Jean Pierre Raffarin-copie-1

 

L’ancien Premier ministre français est revenu sur les attentes d’Alger et le nouvel horizon du partenariat économique avec la France.

Encore de l’ambiguïté sur les réelles intentions de Renault en vue de l’ouverture d’une usine en Algérie. Jean-Pierre Raffarin, chargé par le président Nicolas Sarkozy du volet «partenariat économique algéro-français», vient de rajouter une couche d’opacité sur les réelles intentions du constructeur français. Dans une interview publiée par New African, l’ancien Premier ministre français reconnaît clairement que le dossier relatif à l’automobile reste «complexe». Il s’est montré, «confiant sur les dossiers de la pétrochimie et du ciment». Raffarin reconnaît que l’automobile, «est un sujet plus complexe...», a-t-il dit.
Comment expliquer ces appréhensions? Sans entrer dans les détails, Raffarin a préféré renvoyer la balle au géant de l’automobile. Il soutient, notamment qu’il appartenait aux entreprises, entre autres, de surmonter les difficultés. Au niveau des Etats, la «bonne volonté est patente des deux côtés», tandis que les entreprises ont leur «stratégie propre». Alors, le constructeur français suivra-t-il la volonté des deux Etats? rien n’est sûr.
M.Raffarin défend que Renault, à l’instar des autres entreprises, a sa propre stratégie. A ce titre, il réitère son souhait d’arriver un jour à convaincre ces entreprises à intégrer la volonté des deux Etats ainsi que les stratégies des autorités algériennes.

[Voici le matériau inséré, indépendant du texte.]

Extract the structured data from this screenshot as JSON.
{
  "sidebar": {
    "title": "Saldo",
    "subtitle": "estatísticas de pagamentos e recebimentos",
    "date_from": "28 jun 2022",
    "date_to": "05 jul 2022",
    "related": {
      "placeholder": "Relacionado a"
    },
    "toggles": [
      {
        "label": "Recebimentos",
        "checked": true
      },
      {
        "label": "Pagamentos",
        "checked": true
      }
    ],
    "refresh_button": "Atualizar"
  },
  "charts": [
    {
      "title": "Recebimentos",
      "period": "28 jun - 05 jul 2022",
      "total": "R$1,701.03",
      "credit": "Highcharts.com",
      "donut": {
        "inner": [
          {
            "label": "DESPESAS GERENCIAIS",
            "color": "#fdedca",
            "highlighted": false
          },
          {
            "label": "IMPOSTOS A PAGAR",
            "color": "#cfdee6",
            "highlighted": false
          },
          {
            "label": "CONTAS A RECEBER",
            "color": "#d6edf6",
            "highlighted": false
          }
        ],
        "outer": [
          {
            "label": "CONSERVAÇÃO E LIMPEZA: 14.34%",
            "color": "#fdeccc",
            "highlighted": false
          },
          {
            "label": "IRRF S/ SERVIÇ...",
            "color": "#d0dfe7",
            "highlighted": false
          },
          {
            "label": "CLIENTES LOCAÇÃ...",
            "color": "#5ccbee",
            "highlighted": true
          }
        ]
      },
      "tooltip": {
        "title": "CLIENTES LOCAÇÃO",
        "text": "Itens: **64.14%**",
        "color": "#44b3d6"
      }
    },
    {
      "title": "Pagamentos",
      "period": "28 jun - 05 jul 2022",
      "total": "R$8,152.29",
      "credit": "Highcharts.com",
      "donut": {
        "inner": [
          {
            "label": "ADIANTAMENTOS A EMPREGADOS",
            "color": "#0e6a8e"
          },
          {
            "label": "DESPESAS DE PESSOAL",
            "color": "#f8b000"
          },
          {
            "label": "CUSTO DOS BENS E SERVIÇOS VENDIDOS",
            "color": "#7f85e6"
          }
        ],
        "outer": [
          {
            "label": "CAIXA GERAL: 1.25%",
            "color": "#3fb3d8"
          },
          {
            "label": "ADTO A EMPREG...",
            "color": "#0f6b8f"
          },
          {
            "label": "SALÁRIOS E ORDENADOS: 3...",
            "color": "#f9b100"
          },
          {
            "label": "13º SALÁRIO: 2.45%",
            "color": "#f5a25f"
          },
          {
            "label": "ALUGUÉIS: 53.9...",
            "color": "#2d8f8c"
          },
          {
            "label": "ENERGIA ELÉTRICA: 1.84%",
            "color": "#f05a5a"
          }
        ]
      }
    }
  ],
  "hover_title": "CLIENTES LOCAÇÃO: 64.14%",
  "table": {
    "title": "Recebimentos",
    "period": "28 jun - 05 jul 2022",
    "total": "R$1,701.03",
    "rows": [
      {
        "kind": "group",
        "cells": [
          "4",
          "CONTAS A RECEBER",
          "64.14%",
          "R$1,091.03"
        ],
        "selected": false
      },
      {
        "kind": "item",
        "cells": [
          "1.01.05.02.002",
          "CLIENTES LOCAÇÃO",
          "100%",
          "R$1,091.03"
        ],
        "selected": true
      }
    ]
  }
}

Par la même occasion, l’ancien Premier ministre français est revenu sur les attentes d’Alger.
La structuration de l’économie algérienne, la création de postes d’emploi et la préparation d’une économie algérienne qui fera face à l’ère postpétrole sont autant d’ambitions affichées par Alger en direction des partenaires français, selon la même source.
«Créer, ensemble, des filières économiques industrielles qui engendrent des emplois». «Il s’agit d’un travail d’appui, à moyen terme, à la structuration de l’économie de ce pays afin qu’elle soit en mesure de faire face à ses défis économiques, à l’ère postpétrole», a t-il dit et dont les propos ont été repris par le confrère Le Quotidien d’Oran. Parmi la douzaine de dossiers en discussion entre les deux pays, M.Raffarin a fait savoir que l’industrie automobile, la cimenterie et la pétrochimie sont les dossiers sur lesquels les deux parties se concentrent le plus.
Au sujet relatif au ciment, il rappelle l’intérêt que porte Lafarge, entreprise française activant dans le secteur, au développement de cette filière en Algérie. C’est le cas, souligne-t-il, de Total dans la pétrochimie. «Voici trois cas de figure qui ne sont pas des exemples de contrats de court terme, mais qui contribuent aux efforts de structuration de l’économie, générateurs d’emplois en Algérie sur une grande échelle», a-t-il affirmé.
En prévision de la visite qu’il effectuera le 30 mai en Algérie, M.Raffarin estime que ce rendez-vous sera une occasion pour les deux parties d’évaluer chacun des dossiers et surtout de lancer une nouvelle coopération avec les petites et moyennes entreprises. «Le dossier PME sera un prolongement de ma mission. L’ensemble de cette mission aura été mené en six mois, ce qui est assez rapide», a-t-il dit.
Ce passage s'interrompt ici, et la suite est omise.